Strawberry fruit, sorbet and puree, with basil granita, macadamia nuts, and elderflower and clotted cream
Serves 4


  • 500g strawberries, plus four large berries
  • A large bunch of basil
  • 100g basil dried in an airing cupboard for a couple of days
  • a vanilla pod, split lengthways (leave in the seeds
  • 100g macadamia nuts
  • A small pot of clotted cream
  • 400g sugar
  • A lemon
  • 3g citric acid
  • 300g double cream
  • 50ml elderflower cordial
  • 75g fondant
  • 50g glucose
  • 5g butter


Make a smear of clotted cream on each plate, and put one each of the large strawberries on the plate. Roast the macadamia nuts with a little salt in the oven at 180°C for about ten minutes.

When cool, put these on the plates as well.

To make the puree, put the strawberries, four sprigs of basil, and the split vanilla pod in a casserole dish and put in the oven at 180°C for about 20 minutes, stirring half way through.

Allow to cool completely, then add 100g of the sugar.

Blitz in a food processor, and then pass through a fine sieve.

You will need half of the puree to make the sorbet.

Put 150g of sugar in a pan with 300ml water and the juice and zest of one lemon.

Bring to the boil so that the sugar dissolves, and then cool.

Add half of the puree, and then churn in an ice cream maker.

To make the basil granita, blitz the bunch of basil right down.

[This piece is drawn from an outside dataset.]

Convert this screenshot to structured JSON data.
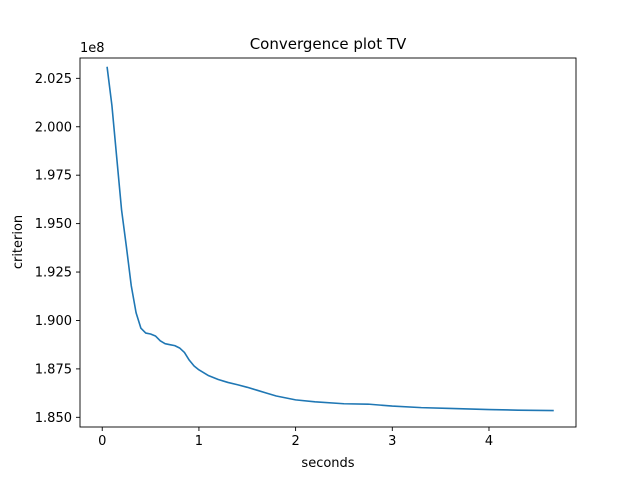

Now put a litre of water in a pan with 150g sugar and the citric acid, and bring to the boil.

Cool slightly, and then add to the basil, and blitz the whole lot immediately in a food processor.

As soon as you have done that, put the mixture into a shallow container, and put that in a larger container filled with ice and water – you need to cool it rapidly so that you don’t lose the vibrant green colour.

Once it is completely cool, put it in the freezer for eight hours, breaking it up with a fork every couple of hours or so.

Now put a piece of baking parchment over it and put a lid on the container.

For the basil tuiles:

Put the fondant and glucose in a pan with just enough water to cover them.

Heat to 165°C, and then add the butter.

Pour onto a baking mat to cool.

Once it has cooled, blend it together with the dried basil, pass through a sieve, and then sprinkle it through a clean sieve onto another baking mat.

Bake in the oven at 180°C for seven minutes.

Finally, whip the cream into soft peaks, then fold in the elderflower cordial bit by bit until, tasting it until you think it has enough flavour.